I get a ton of leverage figuring this out what I need to see to trust the code. I work on that. Figure out if there's a script you can write that'll exercise everything and give you feedback (2nd claude session!). Set up your dev env so playwright will Just Work and you can ask Claude to click around and give you screenshots of it all working. Grep a bunch and make yourself a list of stuff to review, to make sure it didn't miss anything.
I wonder what people think about this. I know there is a class of SWE/dev who now consider oneself as "the manager of agents". Good luck to them and articles like this would work for these people.
I'm not there yet and I hope I don't have to. I'm not a LLM and my mental model is (I believe) more than a markdown. But I haven't figured out the mental model that works for me, still staring at the terminal Claude blinking the cursor, sticking to "don't multitask" dogma.
Disagree. The fix is actually counter-intuitive: give Claude smaller tasks so that it completes them in less time and you remain in the driver's seat.
You don’t know! You are experimenting, speculating, and excited to share. That’s fine.
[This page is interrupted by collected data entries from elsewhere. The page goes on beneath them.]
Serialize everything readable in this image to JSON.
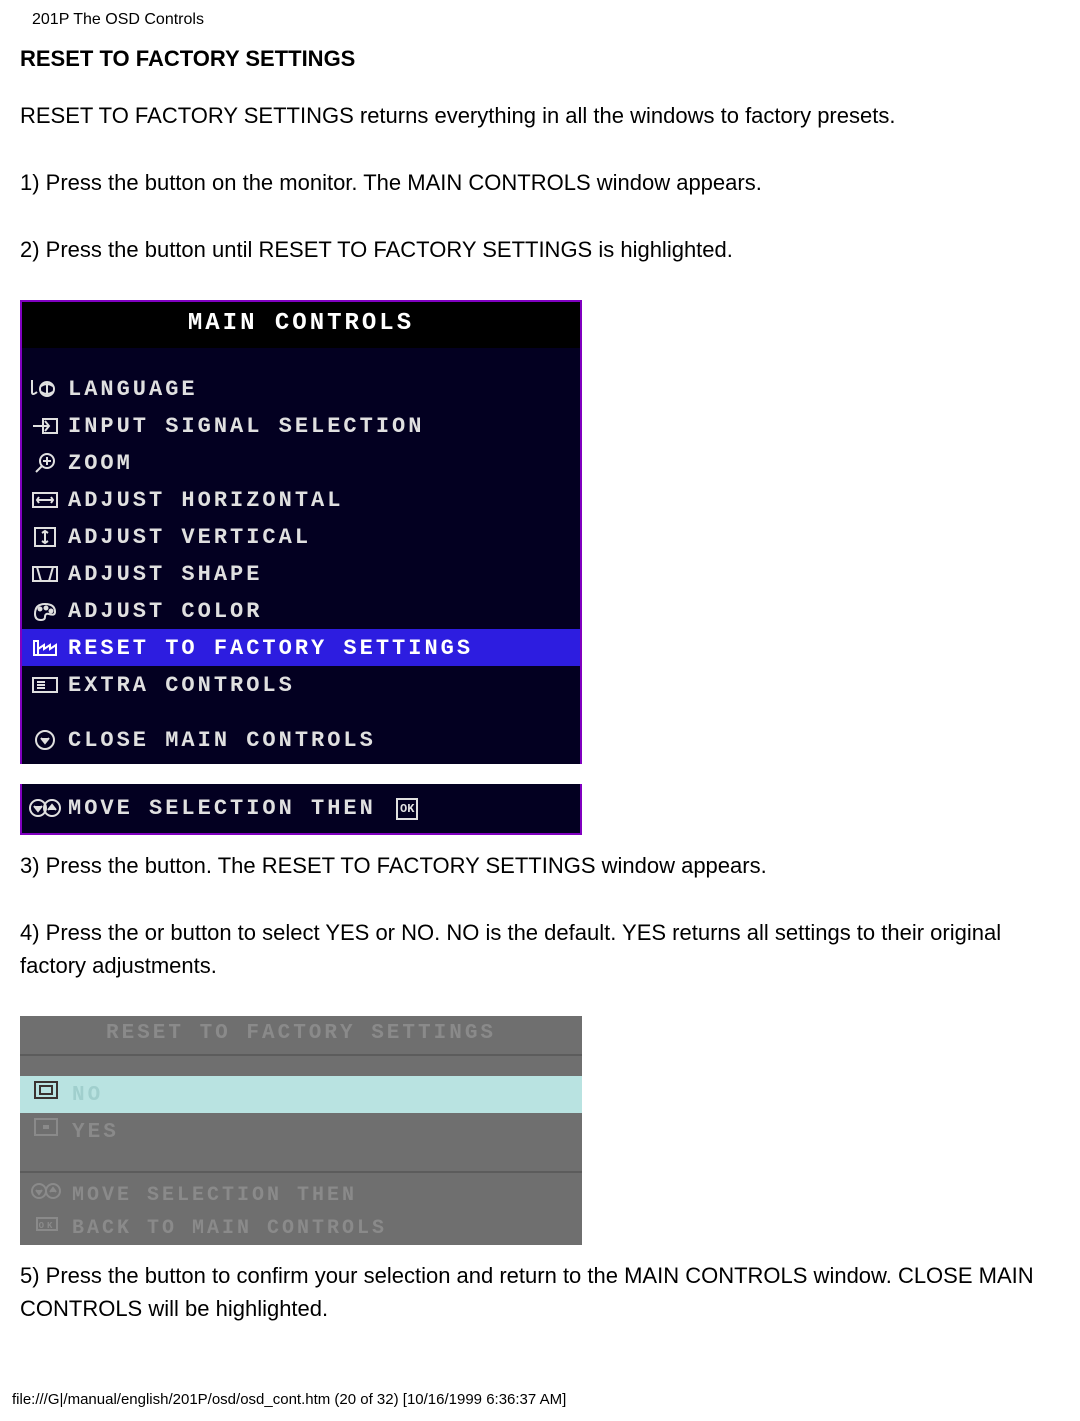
{
  "header": "201P The OSD Controls",
  "section_title": "RESET TO FACTORY SETTINGS",
  "intro": "RESET TO FACTORY SETTINGS returns everything in all the windows to factory presets.",
  "step1": "1) Press the        button on the monitor. The MAIN CONTROLS window appears.",
  "step2": "2) Press the        button until RESET TO FACTORY SETTINGS is highlighted.",
  "step3": "3) Press the        button. The RESET TO FACTORY SETTINGS window appears.",
  "step4": "4) Press the        or        button to select YES or NO. NO is the default. YES returns all settings to their original factory adjustments.",
  "step5": "5) Press the         button to confirm your selection and return to the MAIN CONTROLS window. CLOSE MAIN CONTROLS will be highlighted.",
  "osd1": {
    "title": "MAIN CONTROLS",
    "items": [
      "LANGUAGE",
      "INPUT SIGNAL SELECTION",
      "ZOOM",
      "ADJUST HORIZONTAL",
      "ADJUST VERTICAL",
      "ADJUST SHAPE",
      "ADJUST COLOR",
      "RESET TO FACTORY SETTINGS",
      "EXTRA CONTROLS"
    ],
    "close": "CLOSE MAIN CONTROLS",
    "footer": "MOVE SELECTION THEN",
    "ok": "OK"
  },
  "osd2": {
    "title": "RESET TO FACTORY SETTINGS",
    "no": "NO",
    "yes": "YES",
    "foot1": "MOVE SELECTION THEN",
    "foot2": "BACK TO MAIN CONTROLS"
  },
  "footer": "file:///G|/manual/english/201P/osd/osd_cont.htm (20 of 32) [10/16/1999 6:36:37 AM]"
}
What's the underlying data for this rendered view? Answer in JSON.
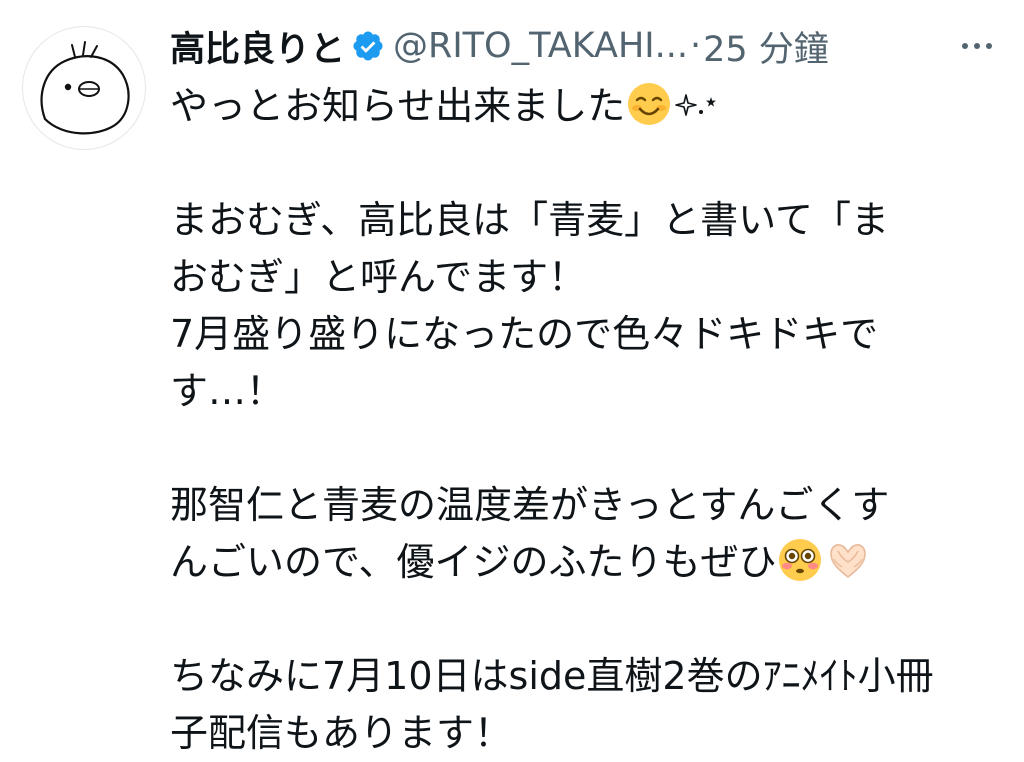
{
  "tweet": {
    "display_name": "高比良りと",
    "handle": "@RITO_TAKAHI...",
    "separator": "·",
    "timestamp": "25 分鐘",
    "verified": true,
    "avatar_icon": "cartoon-bird-face-icon",
    "more_icon": "more-options-icon",
    "lines": {
      "l1": "やっとお知らせ出来ました",
      "l1_after": ".",
      "l2": "まおむぎ、高比良は「青麦」と書いて「ま",
      "l3": "おむぎ」と呼んでます！",
      "l4": "7月盛り盛りになったので色々ドキドキで",
      "l5": "す…！",
      "l6": "那智仁と青麦の温度差がきっとすんごくす",
      "l7": "んごいので、優イジのふたりもぜひ",
      "l8": "ちなみに7月10日はside直樹2巻のｱﾆﾒｲﾄ小冊",
      "l9": "子配信もあります！"
    },
    "emojis": {
      "smile": "smiling-face-emoji",
      "sparkles": "sparkles-emoji",
      "flushed": "flushed-face-emoji",
      "heart_hands": "heart-hands-emoji"
    },
    "colors": {
      "text": "#0f1419",
      "secondary": "#536471",
      "verified": "#1d9bf0"
    }
  }
}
What’s not okay is presenting a false impression that you have deep experience and did sufficient experimentation and that you know the risks and have experienced the problems associated with your wonderful idea. This takes time.
I want to know:
- Caveats - Variations - Descriptions of things that went wrong - Self-critical reflection - Awareness of objections that others will probably have - Comparison with viable alternatives
If you want to credibly say “Don’t do this! Do that!” there is a high bar to meet.
Is this sarcasm? If not, I wonder why.
Of course there is a relevant XKCD: https://xkcd.com/303/
Wait until that 8 minute inference is only a handful of seconds and that is when things get real wild and crazy. Because if the time inference takes isn’t a bottleneck… then iteration is cheap.